Duncan Coutts duncan.coutts at worc.ox.ac.uk
Sun Oct 29 12:08:18 EST 2006


On Sun, 2006-10-29 at 18:26 +0200, Einar Karttunen wrote:
> On 29.10 14:56, Duncan Coutts wrote:
> > We do have to bear in mind how hard it'll be for cabal-get to be able to
> > do dependency analysis. The decisions we make about optional
> > configurations has a big impact on this. It also has a big effect on how
> > easy it is to make 'native' packages for distros which typically don't
> > have extremely sophisticated dependency systems.
> 
> Why not simply use a single file like: cabal-get.conf that contains
> flags for packages like:
> 
> syntax = line+
> line   = PACKAGE-REGEXP ':' flags
> flags  = <empty> | ['!'] flag flags

Gentoo does something like this.

> I don't think there is a sensible way for enabling random flags
> without the user asking for them.

> Normally packages should just be built with defaults.

Yes.

And this should be fine because the package author gets to set the
defaults based on aspects of the environment.

> > There's also the important issue of binary packages. We're all used to
> > building from source which gives us a lot of flexibility, but most users
> > expect binary packages. For example Debian and most other commercial
> > distros and Windows of course.
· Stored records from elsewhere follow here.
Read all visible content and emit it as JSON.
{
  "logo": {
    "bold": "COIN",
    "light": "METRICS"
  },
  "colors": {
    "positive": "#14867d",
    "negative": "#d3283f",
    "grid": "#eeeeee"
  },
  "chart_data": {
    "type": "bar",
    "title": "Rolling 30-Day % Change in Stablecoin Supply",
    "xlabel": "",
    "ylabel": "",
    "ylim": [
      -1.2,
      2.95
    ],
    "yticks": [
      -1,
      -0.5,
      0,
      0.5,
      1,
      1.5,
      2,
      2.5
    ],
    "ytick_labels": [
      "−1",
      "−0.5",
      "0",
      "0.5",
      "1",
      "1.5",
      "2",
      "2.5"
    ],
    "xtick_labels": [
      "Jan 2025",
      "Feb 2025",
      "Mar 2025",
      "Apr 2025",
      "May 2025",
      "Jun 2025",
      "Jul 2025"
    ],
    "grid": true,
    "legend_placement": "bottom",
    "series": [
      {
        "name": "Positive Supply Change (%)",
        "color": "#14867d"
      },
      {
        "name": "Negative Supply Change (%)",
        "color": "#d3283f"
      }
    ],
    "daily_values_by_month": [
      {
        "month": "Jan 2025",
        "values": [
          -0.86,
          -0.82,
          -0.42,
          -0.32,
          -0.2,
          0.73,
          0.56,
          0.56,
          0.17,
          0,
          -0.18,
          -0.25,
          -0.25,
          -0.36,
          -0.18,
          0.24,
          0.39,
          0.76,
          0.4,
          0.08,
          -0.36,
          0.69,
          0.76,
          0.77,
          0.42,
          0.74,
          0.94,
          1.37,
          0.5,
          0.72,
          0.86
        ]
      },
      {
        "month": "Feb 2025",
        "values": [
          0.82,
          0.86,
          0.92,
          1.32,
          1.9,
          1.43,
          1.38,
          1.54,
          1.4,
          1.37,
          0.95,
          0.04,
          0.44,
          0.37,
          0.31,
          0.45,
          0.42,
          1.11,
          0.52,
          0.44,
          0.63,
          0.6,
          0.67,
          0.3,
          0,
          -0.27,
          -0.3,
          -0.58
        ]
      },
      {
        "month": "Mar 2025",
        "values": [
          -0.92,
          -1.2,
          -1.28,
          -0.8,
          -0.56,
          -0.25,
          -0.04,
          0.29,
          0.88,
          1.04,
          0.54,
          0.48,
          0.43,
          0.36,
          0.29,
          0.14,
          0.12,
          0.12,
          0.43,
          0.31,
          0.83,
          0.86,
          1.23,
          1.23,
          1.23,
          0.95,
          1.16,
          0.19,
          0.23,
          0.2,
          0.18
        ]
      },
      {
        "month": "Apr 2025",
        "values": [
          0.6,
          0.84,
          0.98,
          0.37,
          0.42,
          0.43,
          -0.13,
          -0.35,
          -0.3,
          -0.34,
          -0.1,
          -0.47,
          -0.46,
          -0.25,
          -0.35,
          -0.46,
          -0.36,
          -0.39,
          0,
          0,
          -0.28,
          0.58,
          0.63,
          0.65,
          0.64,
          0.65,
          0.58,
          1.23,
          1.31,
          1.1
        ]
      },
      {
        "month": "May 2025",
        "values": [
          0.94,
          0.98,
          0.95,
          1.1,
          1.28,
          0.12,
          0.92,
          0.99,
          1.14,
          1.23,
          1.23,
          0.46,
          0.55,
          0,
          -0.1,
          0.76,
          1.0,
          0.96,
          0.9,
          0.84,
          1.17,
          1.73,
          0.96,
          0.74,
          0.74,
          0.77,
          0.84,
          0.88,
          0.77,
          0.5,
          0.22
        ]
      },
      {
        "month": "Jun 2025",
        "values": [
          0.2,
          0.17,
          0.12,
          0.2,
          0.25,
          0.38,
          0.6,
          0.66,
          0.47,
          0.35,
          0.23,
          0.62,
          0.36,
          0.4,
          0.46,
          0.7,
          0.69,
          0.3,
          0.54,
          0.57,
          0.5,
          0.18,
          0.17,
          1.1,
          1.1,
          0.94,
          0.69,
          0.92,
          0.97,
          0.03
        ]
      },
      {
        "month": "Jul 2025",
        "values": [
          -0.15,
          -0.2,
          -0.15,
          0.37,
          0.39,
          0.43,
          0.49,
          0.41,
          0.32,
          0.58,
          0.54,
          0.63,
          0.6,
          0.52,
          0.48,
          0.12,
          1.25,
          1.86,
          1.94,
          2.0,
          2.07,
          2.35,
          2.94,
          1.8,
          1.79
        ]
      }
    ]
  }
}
It is important that we be able to make
> > sensible binary packages. If the configuration language encourages
> > package authors to go too crazy and one would need 2^n different binary
> > packages then I'd say that we've failed.
> 
> This is no different than from configure switches for autotools
> packages - and they don't lead to 2^n different binaries - and
> there is no technical measure preventing packagers to do evil
> things depending on the flags with autotools.

True, true.

There is social pressure not to do silly things. Especially packagers of
binary distros tend to put pressure on to make optional parts into whole
other packages, or they sometimes do this manually.
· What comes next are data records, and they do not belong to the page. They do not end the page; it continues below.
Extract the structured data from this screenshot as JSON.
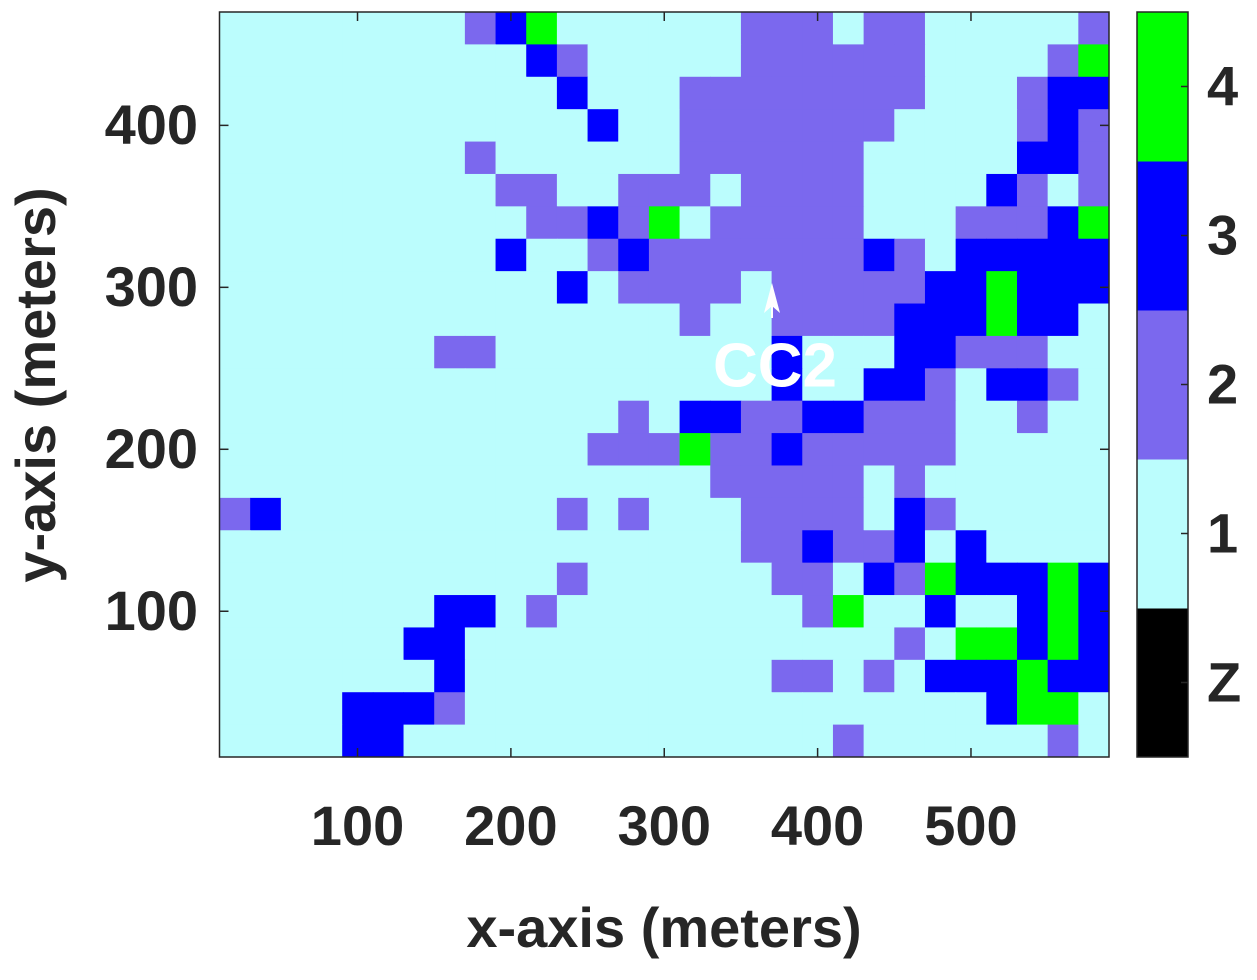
{
  "chart_data": {
    "type": "heatmap",
    "xlabel": "x-axis (meters)",
    "ylabel": "y-axis (meters)",
    "x": [
      20,
      40,
      60,
      80,
      100,
      120,
      140,
      160,
      180,
      200,
      220,
      240,
      260,
      280,
      300,
      320,
      340,
      360,
      380,
      400,
      420,
      440,
      460,
      480,
      500,
      520,
      540,
      560,
      580
    ],
    "y": [
      460,
      440,
      420,
      400,
      380,
      360,
      340,
      320,
      300,
      280,
      260,
      240,
      220,
      200,
      180,
      160,
      140,
      120,
      100,
      80,
      60,
      40,
      20
    ],
    "xlim": [
      10,
      590
    ],
    "ylim": [
      10,
      470
    ],
    "xticks": [
      100,
      200,
      300,
      400,
      500
    ],
    "yticks": [
      100,
      200,
      300,
      400
    ],
    "z": [
      [
        1,
        1,
        1,
        1,
        1,
        1,
        1,
        1,
        2,
        3,
        4,
        1,
        1,
        1,
        1,
        1,
        1,
        2,
        2,
        2,
        1,
        2,
        2,
        1,
        1,
        1,
        1,
        1,
        2
      ],
      [
        1,
        1,
        1,
        1,
        1,
        1,
        1,
        1,
        1,
        1,
        3,
        2,
        1,
        1,
        1,
        1,
        1,
        2,
        2,
        2,
        2,
        2,
        2,
        1,
        1,
        1,
        1,
        2,
        4
      ],
      [
        1,
        1,
        1,
        1,
        1,
        1,
        1,
        1,
        1,
        1,
        1,
        3,
        1,
        1,
        1,
        2,
        2,
        2,
        2,
        2,
        2,
        2,
        2,
        1,
        1,
        1,
        2,
        3,
        3
      ],
      [
        1,
        1,
        1,
        1,
        1,
        1,
        1,
        1,
        1,
        1,
        1,
        1,
        3,
        1,
        1,
        2,
        2,
        2,
        2,
        2,
        2,
        2,
        1,
        1,
        1,
        1,
        2,
        3,
        2
      ],
      [
        1,
        1,
        1,
        1,
        1,
        1,
        1,
        1,
        2,
        1,
        1,
        1,
        1,
        1,
        1,
        2,
        2,
        2,
        2,
        2,
        2,
        1,
        1,
        1,
        1,
        1,
        3,
        3,
        2
      ],
      [
        1,
        1,
        1,
        1,
        1,
        1,
        1,
        1,
        1,
        2,
        2,
        1,
        1,
        2,
        2,
        2,
        1,
        2,
        2,
        2,
        2,
        1,
        1,
        1,
        1,
        3,
        2,
        1,
        2
      ],
      [
        1,
        1,
        1,
        1,
        1,
        1,
        1,
        1,
        1,
        1,
        2,
        2,
        3,
        2,
        4,
        1,
        2,
        2,
        2,
        2,
        2,
        1,
        1,
        1,
        2,
        2,
        2,
        3,
        4
      ],
      [
        1,
        1,
        1,
        1,
        1,
        1,
        1,
        1,
        1,
        3,
        1,
        1,
        2,
        3,
        2,
        2,
        2,
        2,
        2,
        2,
        2,
        3,
        2,
        1,
        3,
        3,
        3,
        3,
        3
      ],
      [
        1,
        1,
        1,
        1,
        1,
        1,
        1,
        1,
        1,
        1,
        1,
        3,
        1,
        2,
        2,
        2,
        2,
        1,
        2,
        2,
        2,
        2,
        2,
        3,
        3,
        4,
        3,
        3,
        3
      ],
      [
        1,
        1,
        1,
        1,
        1,
        1,
        1,
        1,
        1,
        1,
        1,
        1,
        1,
        1,
        1,
        2,
        1,
        1,
        2,
        2,
        2,
        2,
        3,
        3,
        3,
        4,
        3,
        3,
        1
      ],
      [
        1,
        1,
        1,
        1,
        1,
        1,
        1,
        2,
        2,
        1,
        1,
        1,
        1,
        1,
        1,
        1,
        1,
        1,
        3,
        1,
        1,
        1,
        3,
        3,
        2,
        2,
        2,
        1,
        1
      ],
      [
        1,
        1,
        1,
        1,
        1,
        1,
        1,
        1,
        1,
        1,
        1,
        1,
        1,
        1,
        1,
        1,
        1,
        1,
        3,
        1,
        1,
        3,
        3,
        2,
        1,
        3,
        3,
        2,
        1
      ],
      [
        1,
        1,
        1,
        1,
        1,
        1,
        1,
        1,
        1,
        1,
        1,
        1,
        1,
        2,
        1,
        3,
        3,
        2,
        2,
        3,
        3,
        2,
        2,
        2,
        1,
        1,
        2,
        1,
        1
      ],
      [
        1,
        1,
        1,
        1,
        1,
        1,
        1,
        1,
        1,
        1,
        1,
        1,
        2,
        2,
        2,
        4,
        2,
        2,
        3,
        2,
        2,
        2,
        2,
        2,
        1,
        1,
        1,
        1,
        1
      ],
      [
        1,
        1,
        1,
        1,
        1,
        1,
        1,
        1,
        1,
        1,
        1,
        1,
        1,
        1,
        1,
        1,
        2,
        2,
        2,
        2,
        2,
        1,
        2,
        1,
        1,
        1,
        1,
        1,
        1
      ],
      [
        2,
        3,
        1,
        1,
        1,
        1,
        1,
        1,
        1,
        1,
        1,
        2,
        1,
        2,
        1,
        1,
        1,
        2,
        2,
        2,
        2,
        1,
        3,
        2,
        1,
        1,
        1,
        1,
        1
      ],
      [
        1,
        1,
        1,
        1,
        1,
        1,
        1,
        1,
        1,
        1,
        1,
        1,
        1,
        1,
        1,
        1,
        1,
        2,
        2,
        3,
        2,
        2,
        3,
        1,
        3,
        1,
        1,
        1,
        1
      ],
      [
        1,
        1,
        1,
        1,
        1,
        1,
        1,
        1,
        1,
        1,
        1,
        2,
        1,
        1,
        1,
        1,
        1,
        1,
        2,
        2,
        1,
        3,
        2,
        4,
        3,
        3,
        3,
        4,
        3
      ],
      [
        1,
        1,
        1,
        1,
        1,
        1,
        1,
        3,
        3,
        1,
        2,
        1,
        1,
        1,
        1,
        1,
        1,
        1,
        1,
        2,
        4,
        1,
        1,
        3,
        1,
        1,
        3,
        4,
        3
      ],
      [
        1,
        1,
        1,
        1,
        1,
        1,
        3,
        3,
        1,
        1,
        1,
        1,
        1,
        1,
        1,
        1,
        1,
        1,
        1,
        1,
        1,
        1,
        2,
        1,
        4,
        4,
        3,
        4,
        3
      ],
      [
        1,
        1,
        1,
        1,
        1,
        1,
        1,
        3,
        1,
        1,
        1,
        1,
        1,
        1,
        1,
        1,
        1,
        1,
        2,
        2,
        1,
        2,
        1,
        3,
        3,
        3,
        4,
        3,
        3
      ],
      [
        1,
        1,
        1,
        1,
        3,
        3,
        3,
        2,
        1,
        1,
        1,
        1,
        1,
        1,
        1,
        1,
        1,
        1,
        1,
        1,
        1,
        1,
        1,
        1,
        1,
        3,
        4,
        4,
        1
      ],
      [
        1,
        1,
        1,
        1,
        3,
        3,
        1,
        1,
        1,
        1,
        1,
        1,
        1,
        1,
        1,
        1,
        1,
        1,
        1,
        1,
        2,
        1,
        1,
        1,
        1,
        1,
        1,
        2,
        1
      ]
    ],
    "colormap": [
      "#000000",
      "#bbfdfd",
      "#7b68ee",
      "#0000ff",
      "#00ff00"
    ],
    "clim": [
      -0.5,
      4.5
    ],
    "cticks": [
      {
        "value": 0,
        "label": "Z"
      },
      1,
      2,
      3,
      4
    ],
    "annotation": "CC2"
  }
}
For example you often get packages which can have N optional backends.
In the source build this might be done by using lots of --enable-foo
flags. However a binary package either has to pick a fixed set of
backends or split the package into multiple binary packages, one for
each backend.

It'd be good if we didn't need to make binary packagers' lives harder by
making them split source packages into multiple binary packages.
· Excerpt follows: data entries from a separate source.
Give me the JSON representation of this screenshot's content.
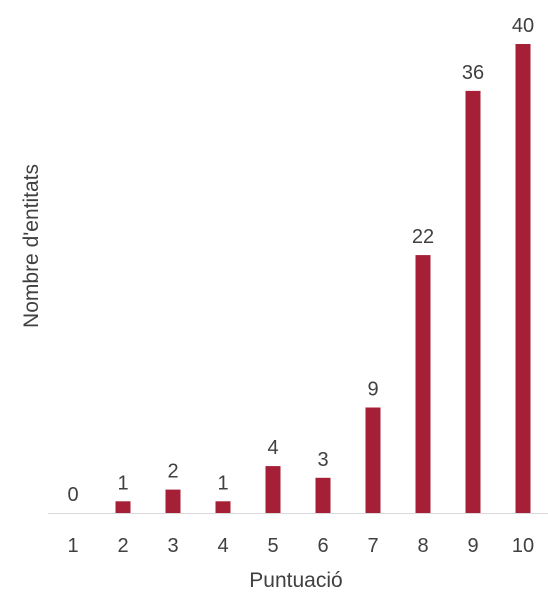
{
  "chart_data": {
    "type": "bar",
    "categories": [
      "1",
      "2",
      "3",
      "4",
      "5",
      "6",
      "7",
      "8",
      "9",
      "10"
    ],
    "values": [
      0,
      1,
      2,
      1,
      4,
      3,
      9,
      22,
      36,
      40
    ],
    "title": "",
    "xlabel": "Puntuació",
    "ylabel": "Nombre d'entitats",
    "ylim": [
      0,
      40
    ],
    "grid": false,
    "legend": "none",
    "bar_color": "#a51f36",
    "axis_color": "#d9d9d9",
    "text_color": "#404040"
  }
}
> > Remember that the main use case of configurations is just to cope with
> > minor things like modules moving from one package to another or slight
> > differences in the way things are implemented on different platforms or
> > Haskell implementations.
> 
> Yes, and we should concentrate on making it simple and intuitive to do
> right. Trying to ban the bad ways of doing things seems to complicate
> things.

Look at it this way: currently you cannot change the set of exposed
modules at all. Is there any demand to be able to change them? What is
the use case?

Is there any reason to add a feature to Cabal to let them be modifiable
except that it'd be an easy feature to implement?

My point is we're not banning anything, we'd simply be not adding a
feature that would be easy to implement.